At the top of the GUI, you will see an icon that looks like a clock with a circular counter-clockwise arrow around it. Press that icon.

You will see an "Adjacent scan" 3 seconds earlier in time from the one we are viewing. Select that scan.

This is the one we think should have produced the cache object that we would be consuming, so let’s investigate.

We can see a task called generateSomeSource and we can infer that this task is generating code that is different every time the build is run, so we will focus on understand why this is so and if it is necessary to do this, especially for developer builds which could otherwise benefit from caching.

Hands-on Lab: Keeping builds fast

Read on to go one level deeper.

Prerequisites

To follow these steps, you will need:

  1. A zip file that includes the source code to recreate the build scans we discussed previously.
    You can get this from here.
    Unzip this anywhere, we will refer to that location as LAB_HOME in what follows.

  2. A local JVM installed.
    JVM requirements are specified at https://gradle.org/install. Note that a local Gradle Build Tool install is optional and not required. All hands-on labs will execute the Gradle Build Tool using the Gradle Wrapper.
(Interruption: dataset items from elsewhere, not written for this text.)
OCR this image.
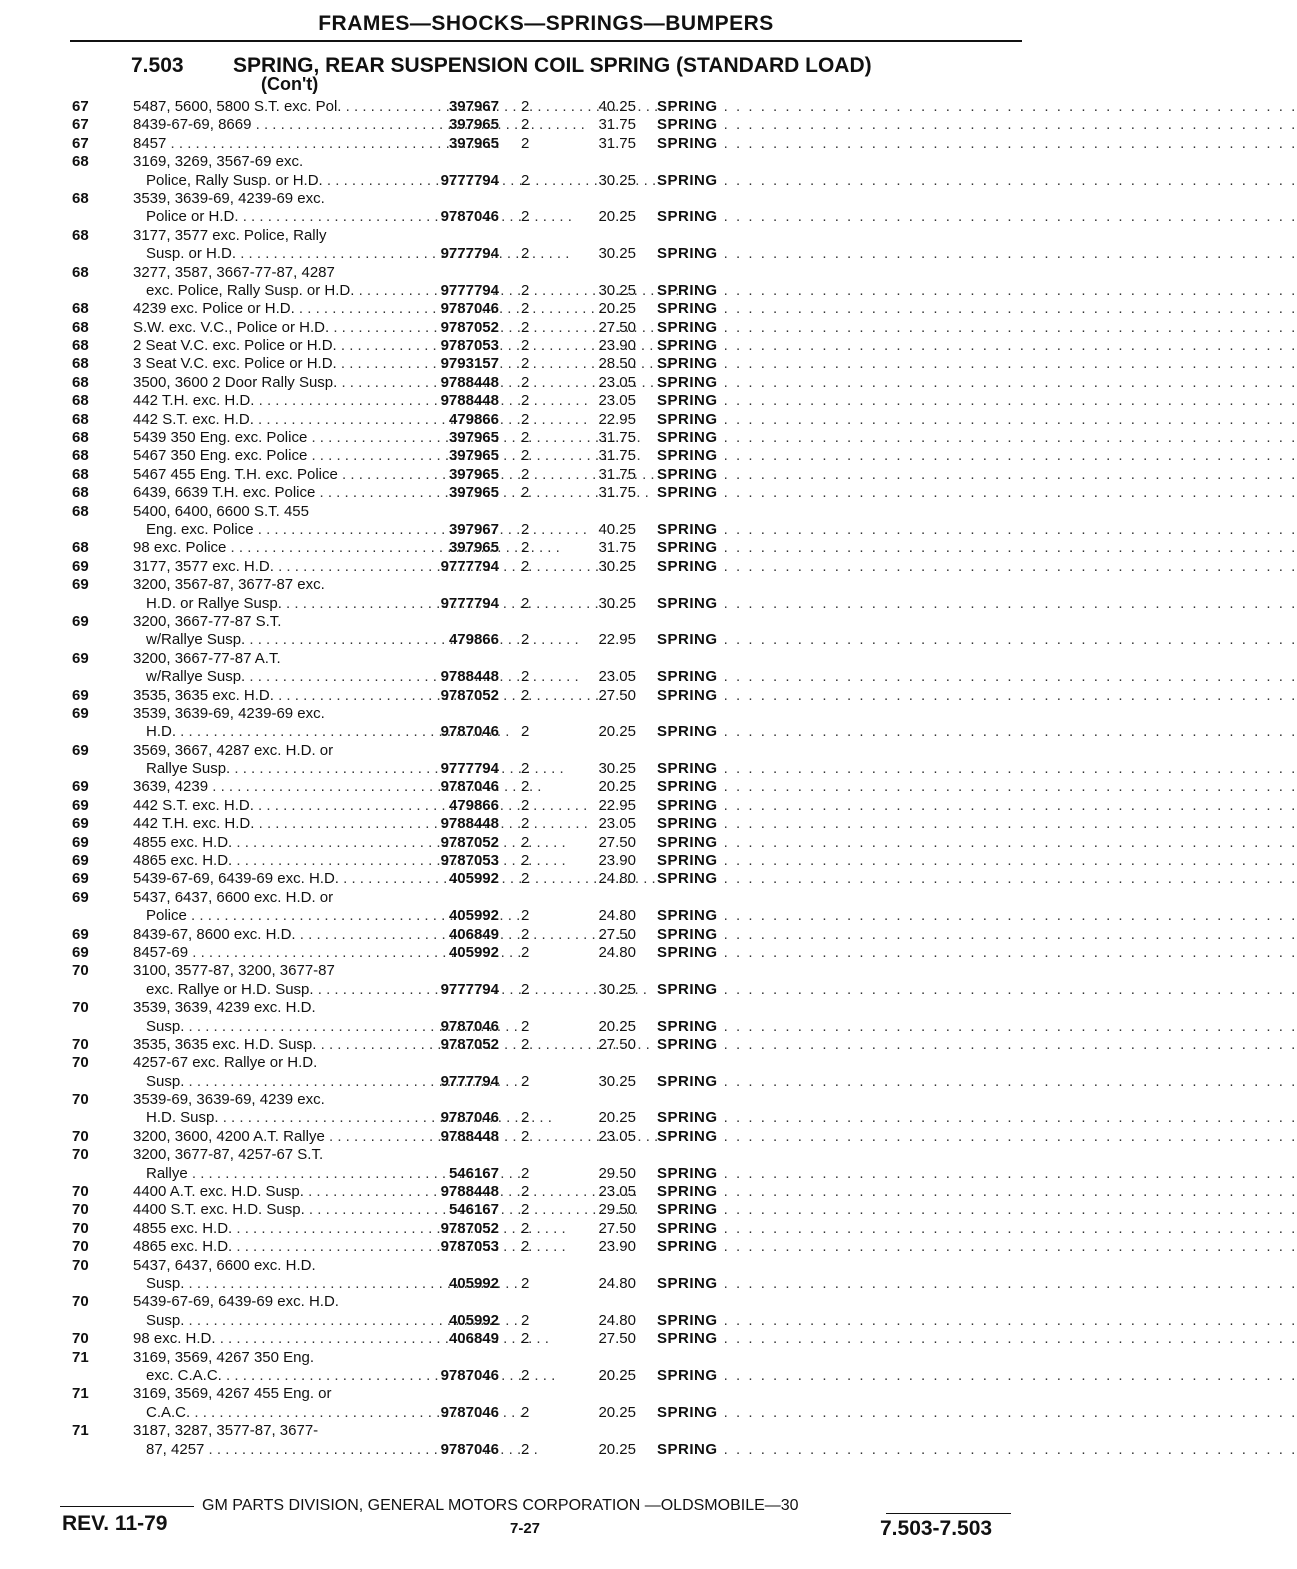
FRAMES—SHOCKS—SPRINGS—BUMPERS
7.503 SPRING, REAR SUSPENSION COIL SPRING (STANDARD LOAD)
(Con't)
67	5487, 5600, 5800 S.T. exc. Pol. . . .	397967 2	40.25 SPRING . . . . . . . . . . . . . . . . . . . . . . . . . . . . . . . . . . . . . . . . . . . . . . .
67	8439-67-69, 8669 . . .	397965 2	31.75 SPRING . . . . . . . . . . . . . . . . . . . . . . . . . . . . . . . . . . . . . . . . . . . . . . .
67	8457 . . .	397965 2	31.75 SPRING . . . . . . . . . . . . . . . . . . . . . . . . . . . . . . . . . . . . . . . . . . . . . . .
68	3169, 3269, 3567-69 exc.
Police, Rally Susp. or H.D. . . .	9777794 2	30.25 SPRING . . . . . . . . . . . . . . . . . . . . . . . . . . . . . . . . . . . . . . . . . . . . . . .
68	3539, 3639-69, 4239-69 exc.
Police or H.D. . . .	9787046 2	20.25 SPRING . . . . . . . . . . . . . . . . . . . . . . . . . . . . . . . . . . . . . . . . . . . . . . .
68	3177, 3577 exc. Police, Rally
Susp. or H.D. . . .	9777794 2	30.25 SPRING . . . . . . . . . . . . . . . . . . . . . . . . . . . . . . . . . . . . . . . . . . . . . . .
68	3277, 3587, 3667-77-87, 4287
exc. Police, Rally Susp. or H.D. . . .	9777794 2	30.25 SPRING . . . . . . . . . . . . . . . . . . . . . . . . . . . . . . . . . . . . . . . . . . . . . . .
68	4239 exc. Police or H.D. . . .	9787046 2	20.25 SPRING . . . . . . . . . . . . . . . . . . . . . . . . . . . . . . . . . . . . . . . . . . . . . . .
68	S.W. exc. V.C., Police or H.D. . . .	9787052 2	27.50 SPRING . . . . . . . . . . . . . . . . . . . . . . . . . . . . . . . . . . . . . . . . . . . . . . .
68	2 Seat V.C. exc. Police or H.D. . . .	9787053 2	23.90 SPRING . . . . . . . . . . . . . . . . . . . . . . . . . . . . . . . . . . . . . . . . . . . . . . .
68	3 Seat V.C. exc. Police or H.D. . . .	9793157 2	28.50 SPRING . . . . . . . . . . . . . . . . . . . . . . . . . . . . . . . . . . . . . . . . . . . . . . .
68	3500, 3600 2 Door Rally Susp. . . .	9788448 2	23.05 SPRING . . . . . . . . . . . . . . . . . . . . . . . . . . . . . . . . . . . . . . . . . . . . . . .
68	442 T.H. exc. H.D. . . .	9788448 2	23.05 SPRING . . . . . . . . . . . . . . . . . . . . . . . . . . . . . . . . . . . . . . . . . . . . . . .
68	442 S.T. exc. H.D. . . .	479866 2	22.95 SPRING . . . . . . . . . . . . . . . . . . . . . . . . . . . . . . . . . . . . . . . . . . . . . . .
68	5439 350 Eng. exc. Police . . .	397965 2	31.75 SPRING . . . . . . . . . . . . . . . . . . . . . . . . . . . . . . . . . . . . . . . . . . . . . . .
68	5467 350 Eng. exc. Police . . .	397965 2	31.75 SPRING . . . . . . . . . . . . . . . . . . . . . . . . . . . . . . . . . . . . . . . . . . . . . . .
68	5467 455 Eng. T.H. exc. Police . . .	397965 2	31.75 SPRING . . . . . . . . . . . . . . . . . . . . . . . . . . . . . . . . . . . . . . . . . . . . . . .
68	6439, 6639 T.H. exc. Police . . .	397965 2	31.75 SPRING . . . . . . . . . . . . . . . . . . . . . . . . . . . . . . . . . . . . . . . . . . . . . . .
68	5400, 6400, 6600 S.T. 455
Eng. exc. Police . . .	397967 2	40.25 SPRING . . . . . . . . . . . . . . . . . . . . . . . . . . . . . . . . . . . . . . . . . . . . . . .
68	98 exc. Police . . .	397965 2	31.75 SPRING . . . . . . . . . . . . . . . . . . . . . . . . . . . . . . . . . . . . . . . . . . . . . . .
69	3177, 3577 exc. H.D. . . .	9777794 2	30.25 SPRING . . . . . . . . . . . . . . . . . . . . . . . . . . . . . . . . . . . . . . . . . . . . . . .
69	3200, 3567-87, 3677-87 exc.
H.D. or Rallye Susp. . . .	9777794 2	30.25 SPRING . . . . . . . . . . . . . . . . . . . . . . . . . . . . . . . . . . . . . . . . . . . . . . .
69	3200, 3667-77-87 S.T.
w/Rallye Susp. . . .	479866 2	22.95 SPRING . . . . . . . . . . . . . . . . . . . . . . . . . . . . . . . . . . . . . . . . . . . . . . .
69	3200, 3667-77-87 A.T.
w/Rallye Susp. . . .	9788448 2	23.05 SPRING . . . . . . . . . . . . . . . . . . . . . . . . . . . . . . . . . . . . . . . . . . . . . . .
69	3535, 3635 exc. H.D. . . .	9787052 2	27.50 SPRING . . . . . . . . . . . . . . . . . . . . . . . . . . . . . . . . . . . . . . . . . . . . . . .
69	3539, 3639-69, 4239-69 exc.
H.D. . . .	9787046 2	20.25 SPRING . . . . . . . . . . . . . . . . . . . . . . . . . . . . . . . . . . . . . . . . . . . . . . .
69	3569, 3667, 4287 exc. H.D. or
Rallye Susp. . . .	9777794 2	30.25 SPRING . . . . . . . . . . . . . . . . . . . . . . . . . . . . . . . . . . . . . . . . . . . . . . .
69	3639, 4239 . . .	9787046 2	20.25 SPRING . . . . . . . . . . . . . . . . . . . . . . . . . . . . . . . . . . . . . . . . . . . . . . .
69	442 S.T. exc. H.D. . . .	479866 2	22.95 SPRING . . . . . . . . . . . . . . . . . . . . . . . . . . . . . . . . . . . . . . . . . . . . . . .
69	442 T.H. exc. H.D. . . .	9788448 2	23.05 SPRING . . . . . . . . . . . . . . . . . . . . . . . . . . . . . . . . . . . . . . . . . . . . . . .
69	4855 exc. H.D. . . .	9787052 2	27.50 SPRING . . . . . . . . . . . . . . . . . . . . . . . . . . . . . . . . . . . . . . . . . . . . . . .
69	4865 exc. H.D. . . .	9787053 2	23.90 SPRING . . . . . . . . . . . . . . . . . . . . . . . . . . . . . . . . . . . . . . . . . . . . . . .
69	5439-67-69, 6439-69 exc. H.D. . . .	405992 2	24.80 SPRING . . . . . . . . . . . . . . . . . . . . . . . . . . . . . . . . . . . . . . . . . . . . . . .
69	5437, 6437, 6600 exc. H.D. or
Police . . .	405992 2	24.80 SPRING . . . . . . . . . . . . . . . . . . . . . . . . . . . . . . . . . . . . . . . . . . . . . . .
69	8439-67, 8600 exc. H.D. . . .	406849 2	27.50 SPRING . . . . . . . . . . . . . . . . . . . . . . . . . . . . . . . . . . . . . . . . . . . . . . .
69	8457-69 . . .	405992 2	24.80 SPRING . . . . . . . . . . . . . . . . . . . . . . . . . . . . . . . . . . . . . . . . . . . . . . .
70	3100, 3577-87, 3200, 3677-87
exc. Rallye or H.D. Susp. . . .	9777794 2	30.25 SPRING . . . . . . . . . . . . . . . . . . . . . . . . . . . . . . . . . . . . . . . . . . . . . . .
70	3539, 3639, 4239 exc. H.D.
Susp. . . .	9787046 2	20.25 SPRING . . . . . . . . . . . . . . . . . . . . . . . . . . . . . . . . . . . . . . . . . . . . . . .
70	3535, 3635 exc. H.D. Susp. . . .	9787052 2	27.50 SPRING . . . . . . . . . . . . . . . . . . . . . . . . . . . . . . . . . . . . . . . . . . . . . . .
70	4257-67 exc. Rallye or H.D.
Susp. . . .	9777794 2	30.25 SPRING . . . . . . . . . . . . . . . . . . . . . . . . . . . . . . . . . . . . . . . . . . . . . . .
70	3539-69, 3639-69, 4239 exc.
H.D. Susp. . . .	9787046 2	20.25 SPRING . . . . . . . . . . . . . . . . . . . . . . . . . . . . . . . . . . . . . . . . . . . . . . .
70	3200, 3600, 4200 A.T. Rallye . . .	9788448 2	23.05 SPRING . . . . . . . . . . . . . . . . . . . . . . . . . . . . . . . . . . . . . . . . . . . . . . .
70	3200, 3677-87, 4257-67 S.T.
Rallye . . .	546167 2	29.50 SPRING . . . . . . . . . . . . . . . . . . . . . . . . . . . . . . . . . . . . . . . . . . . . . . .
70	4400 A.T. exc. H.D. Susp. . . .	9788448 2	23.05 SPRING . . . . . . . . . . . . . . . . . . . . . . . . . . . . . . . . . . . . . . . . . . . . . . .
70	4400 S.T. exc. H.D. Susp. . . .	546167 2	29.50 SPRING . . . . . . . . . . . . . . . . . . . . . . . . . . . . . . . . . . . . . . . . . . . . . . .
70	4855 exc. H.D. . . .	9787052 2	27.50 SPRING . . . . . . . . . . . . . . . . . . . . . . . . . . . . . . . . . . . . . . . . . . . . . . .
70	4865 exc. H.D. . . .	9787053 2	23.90 SPRING . . . . . . . . . . . . . . . . . . . . . . . . . . . . . . . . . . . . . . . . . . . . . . .
70	5437, 6437, 6600 exc. H.D.
Susp. . . .	405992 2	24.80 SPRING . . . . . . . . . . . . . . . . . . . . . . . . . . . . . . . . . . . . . . . . . . . . . . .
70	5439-67-69, 6439-69 exc. H.D.
Susp. . . .	405992 2	24.80 SPRING . . . . . . . . . . . . . . . . . . . . . . . . . . . . . . . . . . . . . . . . . . . . . . .
70	98 exc. H.D. . . .	406849 2	27.50 SPRING . . . . . . . . . . . . . . . . . . . . . . . . . . . . . . . . . . . . . . . . . . . . . . .
71	3169, 3569, 4267 350 Eng.
exc. C.A.C. . . .	9787046 2	20.25 SPRING . . . . . . . . . . . . . . . . . . . . . . . . . . . . . . . . . . . . . . . . . . . . . . .
71	3169, 3569, 4267 455 Eng. or
C.A.C. . . .	9787046 2	20.25 SPRING . . . . . . . . . . . . . . . . . . . . . . . . . . . . . . . . . . . . . . . . . . . . . . .
71	3187, 3287, 3577-87, 3677-
87, 4257 . . .	9787046 2	20.25 SPRING . . . . . . . . . . . . . . . . . . . . . . . . . . . . . . . . . . . . . . . . . . . . . . .
GM PARTS DIVISION, GENERAL MOTORS CORPORATION —OLDSMOBILE—30
REV. 11-79	7-27	7.503-7.503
  3. An instance of a Gradle Enterprise server.
    You can request a Gradle Enterprise trial here.

For the rest of the document, we will assume you have a Gradle Enterprise instance, available at https://gradle-enterprise.mycompany.com.

Lab: Find potential performance killers

Open a terminal window in LAB_HOME/05-find-potential-performance-killers.

Using the text editor of your choice, modify the build scan configuration in build.gradle to point to your Gradle Enterprise server instance:

Replace
buildScan {
  server = '<<your Gradle Enterprise instance>>'
  publishAlways()
  allowUntrustedServer = true // Remove this if you don't use a self-signed or untrusted certificate
}
with
buildScan {
  server = 'https://gradle-enterprise.mycompany.com' // Your personal Gradle Enterprise instance
  publishAlways()
  allowUntrustedServer = true // Remove this if you don't use a self-signed or untrusted certificate
}

In this lab, you will gain hands-on experience with creating a build and applying some of the techniques for general (non-cache) performance optimizations.

To complete this lab, please now follow the instructions as written in the file README.md.

Lab: Decide how you could increase the cache-ability of the given build

Open a terminal window in LAB_HOME/06-increase-the-cacheability-of-the-build.

Using the text editor of your choice, modify the build scan configuration in build.gradle to point to your Gradle Enterprise server instance:

Replace
buildScan {
  server = '<<your Gradle Enterprise instance>>'
  publishAlways()
  allowUntrustedServer = true // Remove this if you don't use a self-signed or untrusted certificate
}
with
buildScan {
  server = 'https://gradle-enterprise.mycompany.com' // Your personal Gradle Enterprise instance
  publishAlways()
  allowUntrustedServer = true // Remove this if you don't use a self-signed or untrusted certificate
}

In this lab, you will gain hands-on experience with creating a build and applying some of the techniques for cache optimization.

To complete this lab, please now follow the instructions as written in the file README.md

Conclusion

Performance optimization is an ongoing process, not an event. Getting the build to be as fast as possible will not keep the build fast forever. There are constant changes in environment and code that, left un-tended, will result in performance regressions. Entropy always wins.

Gradle Enterprise gives you a complete set of tools to find and fix the root causes of both types of performance regressions and forms a solid basis for the establishment of a performance optimization practice.